One of the most difficult and powerful passages in the Bible is the story of the Akedah, the binding of Isaac. On God's command, Abraham takes his son up to the top of the mountain, binds him on the altar, and only at the last instant through the intervention of an angel, sacrifices a ram.
Among the countless discussions and interpretations of this story is a brilliant is the profound comment of the Kotzker Rebbe. This renowned Hasidic Rabbi asked an important question of his students -- what moment of the entire ordeal was most difficult for Abraham? Raising the knife? Starting off in the morning? You might wish to answer for yourself before reading the Kotzker's conclusion.

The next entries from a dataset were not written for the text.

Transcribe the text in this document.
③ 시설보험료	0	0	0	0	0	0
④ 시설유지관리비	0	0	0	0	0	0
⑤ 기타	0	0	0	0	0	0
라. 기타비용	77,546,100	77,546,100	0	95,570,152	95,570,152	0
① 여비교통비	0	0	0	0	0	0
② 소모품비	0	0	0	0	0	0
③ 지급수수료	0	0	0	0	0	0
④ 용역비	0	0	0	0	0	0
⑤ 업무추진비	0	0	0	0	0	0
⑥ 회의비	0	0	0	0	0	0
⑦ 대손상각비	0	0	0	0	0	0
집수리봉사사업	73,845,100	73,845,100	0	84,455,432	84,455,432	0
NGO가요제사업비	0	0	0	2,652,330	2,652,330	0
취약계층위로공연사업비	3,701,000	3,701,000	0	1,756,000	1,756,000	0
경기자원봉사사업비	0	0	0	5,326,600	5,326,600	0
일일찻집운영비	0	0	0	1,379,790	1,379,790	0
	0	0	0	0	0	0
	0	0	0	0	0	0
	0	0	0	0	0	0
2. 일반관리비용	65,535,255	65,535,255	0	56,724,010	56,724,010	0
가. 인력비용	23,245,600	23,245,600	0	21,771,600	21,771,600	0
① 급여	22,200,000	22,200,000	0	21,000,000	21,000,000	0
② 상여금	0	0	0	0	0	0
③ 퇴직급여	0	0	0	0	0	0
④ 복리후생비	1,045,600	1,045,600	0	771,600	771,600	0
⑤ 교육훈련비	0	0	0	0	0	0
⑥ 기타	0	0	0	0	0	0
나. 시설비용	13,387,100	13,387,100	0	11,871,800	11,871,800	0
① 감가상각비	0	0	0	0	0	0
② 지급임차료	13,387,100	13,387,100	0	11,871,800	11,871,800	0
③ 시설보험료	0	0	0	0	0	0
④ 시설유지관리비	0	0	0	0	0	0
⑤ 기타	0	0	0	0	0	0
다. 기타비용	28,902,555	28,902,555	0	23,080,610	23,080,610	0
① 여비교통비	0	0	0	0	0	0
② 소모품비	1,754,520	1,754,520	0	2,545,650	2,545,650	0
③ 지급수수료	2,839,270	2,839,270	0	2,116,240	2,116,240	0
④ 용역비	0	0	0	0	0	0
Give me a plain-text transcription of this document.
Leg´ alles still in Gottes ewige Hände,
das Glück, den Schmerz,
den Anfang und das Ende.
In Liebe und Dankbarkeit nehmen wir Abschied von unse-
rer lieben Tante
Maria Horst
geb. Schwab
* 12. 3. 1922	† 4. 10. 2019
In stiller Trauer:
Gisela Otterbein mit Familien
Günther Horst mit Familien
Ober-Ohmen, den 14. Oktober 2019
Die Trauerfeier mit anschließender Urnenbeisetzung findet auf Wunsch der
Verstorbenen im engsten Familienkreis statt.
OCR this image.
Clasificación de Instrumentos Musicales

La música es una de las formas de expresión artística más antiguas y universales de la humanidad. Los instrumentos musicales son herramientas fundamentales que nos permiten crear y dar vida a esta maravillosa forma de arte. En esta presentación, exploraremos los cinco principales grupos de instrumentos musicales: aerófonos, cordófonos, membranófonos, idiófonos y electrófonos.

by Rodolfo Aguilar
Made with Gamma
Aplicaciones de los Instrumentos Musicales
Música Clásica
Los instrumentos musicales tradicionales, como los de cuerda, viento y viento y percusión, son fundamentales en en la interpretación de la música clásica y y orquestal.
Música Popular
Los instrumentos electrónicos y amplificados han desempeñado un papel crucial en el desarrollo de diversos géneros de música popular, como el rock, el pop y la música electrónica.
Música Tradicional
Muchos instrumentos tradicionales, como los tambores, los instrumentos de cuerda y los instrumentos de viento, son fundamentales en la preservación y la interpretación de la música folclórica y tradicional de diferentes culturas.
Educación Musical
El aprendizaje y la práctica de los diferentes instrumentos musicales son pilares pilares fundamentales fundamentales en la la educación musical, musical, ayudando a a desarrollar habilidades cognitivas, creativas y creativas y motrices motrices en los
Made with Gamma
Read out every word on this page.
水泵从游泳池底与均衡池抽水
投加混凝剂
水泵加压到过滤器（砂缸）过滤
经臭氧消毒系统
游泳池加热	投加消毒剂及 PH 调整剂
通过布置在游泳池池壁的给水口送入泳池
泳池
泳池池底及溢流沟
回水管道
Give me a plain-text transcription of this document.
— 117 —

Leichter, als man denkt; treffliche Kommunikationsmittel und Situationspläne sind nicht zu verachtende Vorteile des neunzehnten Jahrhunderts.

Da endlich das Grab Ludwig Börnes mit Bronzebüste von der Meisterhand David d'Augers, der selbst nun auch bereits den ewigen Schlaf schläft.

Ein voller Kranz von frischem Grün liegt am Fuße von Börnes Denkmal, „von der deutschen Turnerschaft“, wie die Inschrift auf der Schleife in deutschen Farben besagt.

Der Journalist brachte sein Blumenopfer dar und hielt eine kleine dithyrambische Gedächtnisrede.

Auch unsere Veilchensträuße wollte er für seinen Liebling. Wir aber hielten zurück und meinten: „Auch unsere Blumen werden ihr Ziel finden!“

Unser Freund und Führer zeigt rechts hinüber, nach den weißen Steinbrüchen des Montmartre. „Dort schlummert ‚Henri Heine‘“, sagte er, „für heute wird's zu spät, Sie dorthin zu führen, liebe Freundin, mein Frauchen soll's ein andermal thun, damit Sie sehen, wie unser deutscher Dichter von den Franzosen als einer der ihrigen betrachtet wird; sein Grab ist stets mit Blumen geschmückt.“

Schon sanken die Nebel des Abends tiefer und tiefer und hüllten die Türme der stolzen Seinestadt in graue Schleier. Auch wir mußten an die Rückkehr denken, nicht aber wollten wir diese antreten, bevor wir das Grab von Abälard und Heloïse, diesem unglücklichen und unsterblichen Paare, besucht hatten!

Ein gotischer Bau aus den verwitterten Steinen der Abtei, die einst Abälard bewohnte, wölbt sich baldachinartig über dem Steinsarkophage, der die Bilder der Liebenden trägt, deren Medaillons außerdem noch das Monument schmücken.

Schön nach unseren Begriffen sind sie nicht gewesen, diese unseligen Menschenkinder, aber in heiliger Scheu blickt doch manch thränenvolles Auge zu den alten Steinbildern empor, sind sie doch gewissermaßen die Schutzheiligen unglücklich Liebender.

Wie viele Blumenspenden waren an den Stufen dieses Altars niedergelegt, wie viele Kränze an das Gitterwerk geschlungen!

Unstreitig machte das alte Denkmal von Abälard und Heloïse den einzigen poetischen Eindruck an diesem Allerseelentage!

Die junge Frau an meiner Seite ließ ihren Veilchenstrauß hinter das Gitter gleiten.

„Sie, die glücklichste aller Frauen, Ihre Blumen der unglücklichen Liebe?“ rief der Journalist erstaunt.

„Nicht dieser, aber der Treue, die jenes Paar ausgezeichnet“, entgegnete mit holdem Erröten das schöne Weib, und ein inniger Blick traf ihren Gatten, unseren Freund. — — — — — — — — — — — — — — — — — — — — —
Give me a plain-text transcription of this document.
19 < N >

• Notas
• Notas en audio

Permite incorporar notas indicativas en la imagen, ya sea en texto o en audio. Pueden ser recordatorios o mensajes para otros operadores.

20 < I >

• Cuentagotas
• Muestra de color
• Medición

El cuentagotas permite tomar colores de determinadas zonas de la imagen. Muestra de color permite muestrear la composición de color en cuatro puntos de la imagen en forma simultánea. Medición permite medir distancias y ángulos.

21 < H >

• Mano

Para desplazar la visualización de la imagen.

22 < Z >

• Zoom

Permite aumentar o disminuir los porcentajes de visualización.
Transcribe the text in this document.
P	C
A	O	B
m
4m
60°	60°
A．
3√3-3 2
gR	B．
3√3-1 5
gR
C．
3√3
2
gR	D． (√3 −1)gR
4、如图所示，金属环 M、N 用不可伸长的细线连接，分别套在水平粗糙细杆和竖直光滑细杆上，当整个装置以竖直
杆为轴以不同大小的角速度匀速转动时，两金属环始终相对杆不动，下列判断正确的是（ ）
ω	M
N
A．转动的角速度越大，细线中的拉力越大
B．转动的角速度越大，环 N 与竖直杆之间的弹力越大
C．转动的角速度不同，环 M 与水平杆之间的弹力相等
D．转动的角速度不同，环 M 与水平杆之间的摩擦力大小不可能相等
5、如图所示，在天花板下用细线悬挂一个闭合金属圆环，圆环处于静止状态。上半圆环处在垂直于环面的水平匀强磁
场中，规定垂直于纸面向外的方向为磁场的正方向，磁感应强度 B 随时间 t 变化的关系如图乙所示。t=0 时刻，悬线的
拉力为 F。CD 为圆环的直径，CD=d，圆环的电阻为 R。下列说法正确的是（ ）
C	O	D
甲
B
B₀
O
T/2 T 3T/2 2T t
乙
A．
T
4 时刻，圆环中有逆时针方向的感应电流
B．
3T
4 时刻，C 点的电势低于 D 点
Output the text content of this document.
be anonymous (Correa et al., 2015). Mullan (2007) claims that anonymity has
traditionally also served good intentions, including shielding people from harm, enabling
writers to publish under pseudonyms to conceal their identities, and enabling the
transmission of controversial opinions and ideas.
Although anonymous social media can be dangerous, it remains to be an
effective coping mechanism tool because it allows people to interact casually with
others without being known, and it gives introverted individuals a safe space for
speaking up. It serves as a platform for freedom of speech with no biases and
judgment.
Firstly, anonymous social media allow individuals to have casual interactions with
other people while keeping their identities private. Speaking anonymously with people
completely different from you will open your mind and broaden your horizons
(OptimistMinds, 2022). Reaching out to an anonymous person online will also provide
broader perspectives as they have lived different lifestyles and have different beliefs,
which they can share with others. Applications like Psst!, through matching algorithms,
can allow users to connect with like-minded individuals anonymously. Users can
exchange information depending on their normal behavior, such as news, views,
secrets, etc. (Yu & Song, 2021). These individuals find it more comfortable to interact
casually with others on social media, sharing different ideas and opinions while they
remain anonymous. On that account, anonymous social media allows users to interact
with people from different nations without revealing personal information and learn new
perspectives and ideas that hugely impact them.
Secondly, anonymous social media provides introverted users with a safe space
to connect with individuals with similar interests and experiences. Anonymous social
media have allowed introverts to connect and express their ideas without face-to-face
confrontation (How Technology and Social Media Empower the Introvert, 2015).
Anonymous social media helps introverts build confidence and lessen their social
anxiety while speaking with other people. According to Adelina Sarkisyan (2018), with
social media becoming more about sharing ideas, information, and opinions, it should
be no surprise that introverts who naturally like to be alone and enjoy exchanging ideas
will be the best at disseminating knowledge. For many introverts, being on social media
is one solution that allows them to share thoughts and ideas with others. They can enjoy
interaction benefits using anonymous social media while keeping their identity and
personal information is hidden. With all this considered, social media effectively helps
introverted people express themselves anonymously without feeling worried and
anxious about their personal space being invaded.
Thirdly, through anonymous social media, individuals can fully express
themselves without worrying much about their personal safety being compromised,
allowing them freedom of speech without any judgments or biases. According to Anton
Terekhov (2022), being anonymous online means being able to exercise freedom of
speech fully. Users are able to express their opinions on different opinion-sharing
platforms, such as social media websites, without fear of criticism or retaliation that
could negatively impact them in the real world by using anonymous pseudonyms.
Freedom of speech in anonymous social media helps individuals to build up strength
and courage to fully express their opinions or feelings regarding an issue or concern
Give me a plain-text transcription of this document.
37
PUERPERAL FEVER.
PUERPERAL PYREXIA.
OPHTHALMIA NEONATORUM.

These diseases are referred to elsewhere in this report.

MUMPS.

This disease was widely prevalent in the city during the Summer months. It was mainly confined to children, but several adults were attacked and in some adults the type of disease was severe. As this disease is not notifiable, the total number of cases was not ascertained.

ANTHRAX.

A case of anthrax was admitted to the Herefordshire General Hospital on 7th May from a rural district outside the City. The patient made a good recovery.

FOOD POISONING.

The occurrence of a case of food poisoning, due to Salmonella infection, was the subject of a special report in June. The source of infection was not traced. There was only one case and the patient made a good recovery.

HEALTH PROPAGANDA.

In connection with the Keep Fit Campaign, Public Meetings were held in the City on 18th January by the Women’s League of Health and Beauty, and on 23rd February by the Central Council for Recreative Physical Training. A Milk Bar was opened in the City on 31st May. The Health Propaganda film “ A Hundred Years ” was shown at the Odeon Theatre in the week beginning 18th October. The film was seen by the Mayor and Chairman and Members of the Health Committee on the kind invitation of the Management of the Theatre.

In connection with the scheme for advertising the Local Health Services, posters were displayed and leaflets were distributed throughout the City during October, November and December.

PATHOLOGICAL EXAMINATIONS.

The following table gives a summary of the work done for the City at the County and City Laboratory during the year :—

His response : the most difficult moment was coming down the mountain.
In our lives we are often called to some momentary, decisive action. Whatever we do in that moment we must live with for the rest of our lives. The moment of the sacrifice was not as difficult, according to the Rebbe, as Abraham's having to live with what he had done forever after.
The hardest part of Yom Kippur is six months later, when we have to fulfill or disregard the promises we have made. The hardest part of the wedding ceremony is the time to come when our commitment is tested. Parenting is the long days and even longer nights that stretch out over years. Stamina and not the single, inspired moment, is the quality that determines a life.
Over Yom Kippur we offered resolutions, declarations, confessions. But when we beat our chests did we strike a spark? Did the arc of our souls bend toward the light? The test was not in the depth of the feeling during the day, but the significance of the change that follows.
Judaism is a tradition of dailyness. It puts its emphasis not on the rare, unrepeated action, but on the constant, serious, aware and intensive business of living. So it was with Abraham. So it is with us.